The extended custom followed concerning transportation dispels that the rides afforded employees to and from "these long jobs" was nothing more than a gratuity. The right of the partnership to discontinue the rides as an implied incident of employment would not affect the situation. "So long as the employer did not discontinue the service and so long as the employee continued to ride as an incident to his employment, the legal relationship between the parties while the employee was so riding remained the same." Neyland v. Maryland Casualty Co. (La.App.), 28 So. 2d 351, 355(5). Plaintiff agrees, though begrudgingly, the supplied transportation was "partly" for the mutual benefit of himself and his employers. "It is the rule that `An injury suffered by an employee while performnig an act for the mutual benefit of the employer and the employee is usually compensable.'" Lampkin v. Harzfeld's, Mo., 407 S.W.2d 894, 897-898(6). This rule is applicable to situations involving transportation of the employee by the employer as an incident of the employment. Johnson v. Aetna Casualty & Surety Co., 5 CCA, 104 F.2d 22, 23(1); Turnage v. State Farmers Mut. Tornado Insurance Co. of Mo., supra, Mo.App., 388 S.W.2d 342, 347; 8 Workmen's Compensation Text, Schneider, § 1712(d), pp. 41-42.
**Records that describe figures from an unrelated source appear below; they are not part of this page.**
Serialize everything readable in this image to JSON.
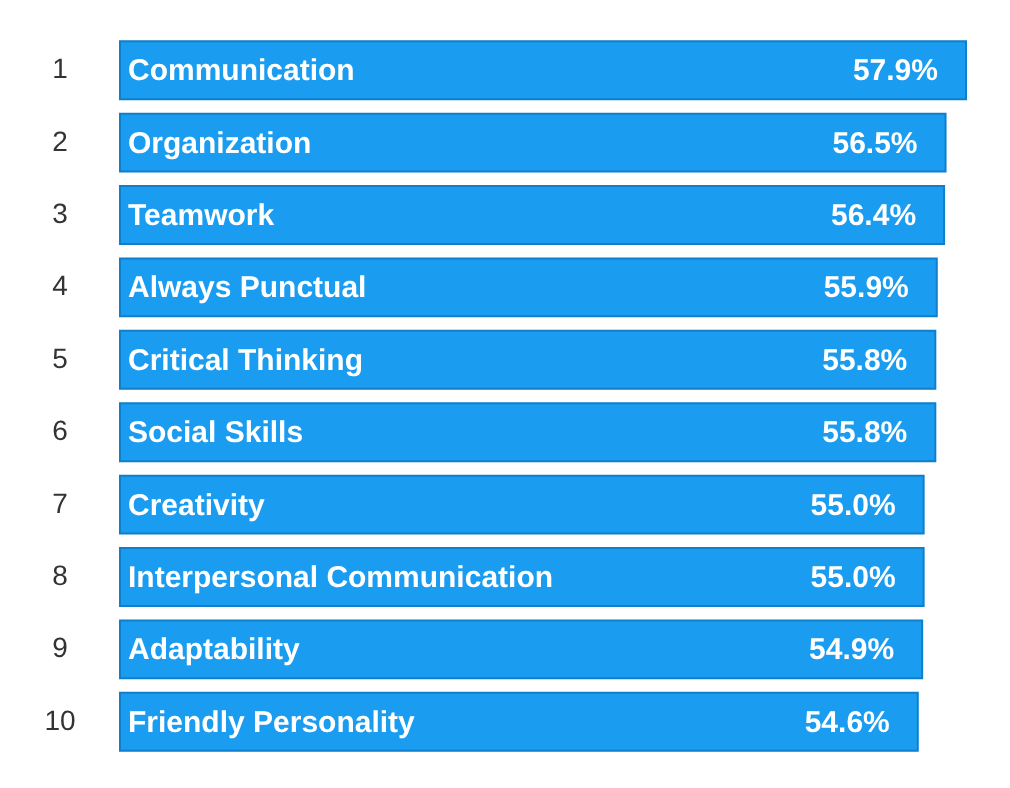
{
  "chart_data": {
    "type": "bar",
    "orientation": "horizontal",
    "categories": [
      "Communication",
      "Organization",
      "Teamwork",
      "Always Punctual",
      "Critical Thinking",
      "Social Skills",
      "Creativity",
      "Interpersonal Communication",
      "Adaptability",
      "Friendly Personality"
    ],
    "values": [
      57.9,
      56.5,
      56.4,
      55.9,
      55.8,
      55.8,
      55.0,
      55.0,
      54.9,
      54.6
    ],
    "value_labels": [
      "57.9%",
      "56.5%",
      "56.4%",
      "55.9%",
      "55.8%",
      "55.8%",
      "55.0%",
      "55.0%",
      "54.9%",
      "54.6%"
    ],
    "color": "#1a9cf0",
    "annotations": [
      "1",
      "2",
      "3",
      "4",
      "5",
      "6",
      "7",
      "8",
      "9",
      "10"
    ]
  }
}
Principally on appeal we concern ourselves with whether the result obtained by the trial court was correct (Helmkamp v. American Family Mutual Insurance Co., Mo.App., 407 S.W.2d 559, 566(8); Venie v. South Central Enterprises, Inc., Mo.App., 401 S.W.2d 495, 498), and in reviewing a judgment determined without a jury we subject ourselves to the rule such judgment "shall not be set aside unless clearly erroneous, and due regard shall be given to the opportunity of the trial court to judge of the credibility of the witnesses." V.A. M.R. 73.01(d); In re Estate of O'Neal, Mo., 409 S.W.2d 85, 90(1). We conclude the trial judge could properly find the transportation provided plaintiff by the partnership was an implied term of and within the scope of the employment contract. Thus the accident wherein plaintiff was injured arose out of and in the course of his employment and his remedies therefor must be confined to those afforded by the Missouri Workmen's Compensation Law. Accordingly, the judgment of the circuit court is affirmed.

STONE, P. J., concurs.

HOGAN, J., took no part in the consideration or decision of this case.
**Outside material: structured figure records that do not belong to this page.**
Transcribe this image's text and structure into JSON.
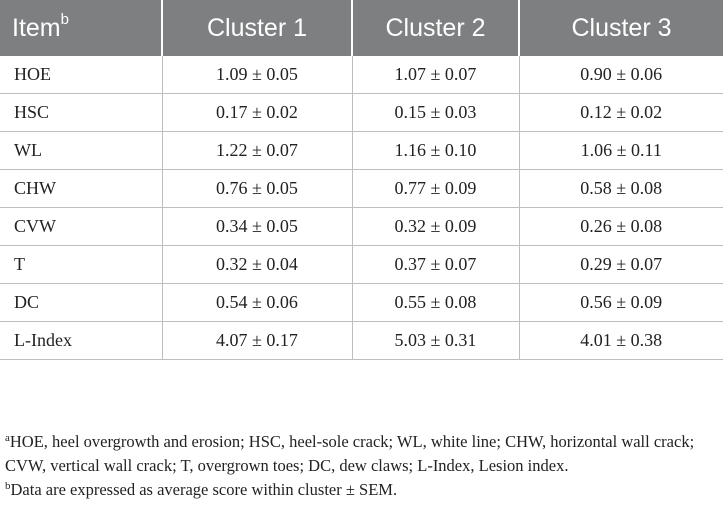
{
  "table": {
    "headers": {
      "item": "Item",
      "item_sup": "b",
      "cluster1": "Cluster 1",
      "cluster2": "Cluster 2",
      "cluster3": "Cluster 3"
    },
    "rows": [
      {
        "item": "HOE",
        "c1": "1.09 ± 0.05",
        "c2": "1.07 ± 0.07",
        "c3": "0.90 ± 0.06"
      },
      {
        "item": "HSC",
        "c1": "0.17 ± 0.02",
        "c2": "0.15 ± 0.03",
        "c3": "0.12 ± 0.02"
      },
      {
        "item": "WL",
        "c1": "1.22 ± 0.07",
        "c2": "1.16 ± 0.10",
        "c3": "1.06 ± 0.11"
      },
      {
        "item": "CHW",
        "c1": "0.76 ± 0.05",
        "c2": "0.77 ± 0.09",
        "c3": "0.58 ± 0.08"
      },
      {
        "item": "CVW",
        "c1": "0.34 ± 0.05",
        "c2": "0.32 ± 0.09",
        "c3": "0.26 ± 0.08"
      },
      {
        "item": "T",
        "c1": "0.32 ± 0.04",
        "c2": "0.37 ± 0.07",
        "c3": "0.29 ± 0.07"
      },
      {
        "item": "DC",
        "c1": "0.54 ± 0.06",
        "c2": "0.55 ± 0.08",
        "c3": "0.56 ± 0.09"
      },
      {
        "item": "L-Index",
        "c1": "4.07 ± 0.17",
        "c2": "5.03 ± 0.31",
        "c3": "4.01 ± 0.38"
      }
    ]
  },
  "footnotes": {
    "a_mark": "a",
    "a_text": "HOE, heel overgrowth and erosion; HSC, heel-sole crack; WL, white line; CHW, horizontal wall crack; CVW, vertical wall crack; T, overgrown toes; DC, dew claws; L-Index, Lesion index.",
    "b_mark": "b",
    "b_text": "Data are expressed as average score within cluster ± SEM."
  }
}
[1] Defendant having prevailed in the trial court, the amount in dispute is the $15,000 prayer of the petition. Appellate jurisdiction is, therefore, vested in this court. V.A.M.S. Constitution, art. 5, §§ 3 and 13; V.A.M.S. § 477.040; Simmons v. Friday, 359 Mo. 812, 224 S.W.2d 90, 93(3).
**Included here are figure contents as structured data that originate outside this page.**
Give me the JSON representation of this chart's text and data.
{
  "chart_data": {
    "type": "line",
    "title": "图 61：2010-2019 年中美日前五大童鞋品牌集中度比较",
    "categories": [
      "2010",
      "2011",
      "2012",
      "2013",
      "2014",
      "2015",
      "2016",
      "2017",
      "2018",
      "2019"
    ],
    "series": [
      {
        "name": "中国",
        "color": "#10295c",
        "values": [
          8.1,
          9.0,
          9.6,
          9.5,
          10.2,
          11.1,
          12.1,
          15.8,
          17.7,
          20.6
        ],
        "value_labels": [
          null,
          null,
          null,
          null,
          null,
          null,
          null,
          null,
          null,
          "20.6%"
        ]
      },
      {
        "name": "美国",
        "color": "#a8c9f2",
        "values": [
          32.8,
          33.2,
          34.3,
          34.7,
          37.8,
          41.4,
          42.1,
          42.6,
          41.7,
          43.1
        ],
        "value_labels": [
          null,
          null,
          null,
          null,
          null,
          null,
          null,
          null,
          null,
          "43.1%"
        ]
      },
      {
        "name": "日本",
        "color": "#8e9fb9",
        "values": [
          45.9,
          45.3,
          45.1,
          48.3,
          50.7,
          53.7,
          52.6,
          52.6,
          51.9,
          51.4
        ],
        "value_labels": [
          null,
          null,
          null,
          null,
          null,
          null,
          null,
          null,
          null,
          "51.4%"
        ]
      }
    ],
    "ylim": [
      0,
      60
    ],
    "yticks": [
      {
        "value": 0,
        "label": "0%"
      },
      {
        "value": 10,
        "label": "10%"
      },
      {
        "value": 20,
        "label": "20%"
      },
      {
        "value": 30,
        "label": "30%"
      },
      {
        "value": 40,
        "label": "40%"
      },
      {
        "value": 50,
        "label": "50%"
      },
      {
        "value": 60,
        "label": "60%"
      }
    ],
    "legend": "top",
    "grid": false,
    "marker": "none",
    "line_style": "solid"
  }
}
[2] The Missouri Workmen's Compensation Law is wholly substitutional in character and cannot be altered by election, waiver, estoppel or contract. Roberts v. Epicure Foods Co., Mo., 330 S.W.2d 837, 841(4); Godwin v. Cape Central Airways, Mo., 318 S.W.2d 196, 199; Marie v. Standard Steel Works, Mo. (Banc), 319 S.W.2d 871, 875(3).

[3] Kammeyer v. Board of Education, Mo. App., 393 S.W.2d 122, 130(11); Heaton v. Ferrell, supra, Mo.App., 325 S.W.2d 800, 805(7); Gingell v. Walters Contracting Corporation, Mo.App., 303 S.W.2d 683, 688(3).

[4] Carriker v. Lindsey, Mo.App., 313 S.W.2d 43, 47; Wamhoff v. Wagner Electric Corporation, 354 Mo. 711, 190 S.W.2d 915, 917, 161 A.L.R. 1454; Finley v. St. Louis Smelting & Refining Co., Mo. (Banc), 233 S.W.2d 725, 726; Garbo v. P. M. Bruner Granitoid Co., Mo.App., 249 S.W.2d 477, 480; 99 C.J.S. Workmen's Compensation § 235a, b, pp. 834-844; 58 Am.Jur. Workmen's Compensation § 218, pp. 725-726; Esquer v. Teresi, 105 Cal. App. 2d 89, 232 P.2d 895, 897-898(3); Peski v. Todd & Brown, Inc., 7 CCA, 158 F.2d 59, 61; Green v. Bell Cleaners, 65 N.J.Super. 311, 167 A.2d 815, 818(3), affd. 35 N.J. 596, 174 A.2d 474; Annotation: 145 A.L.R., pp. 1033-1042.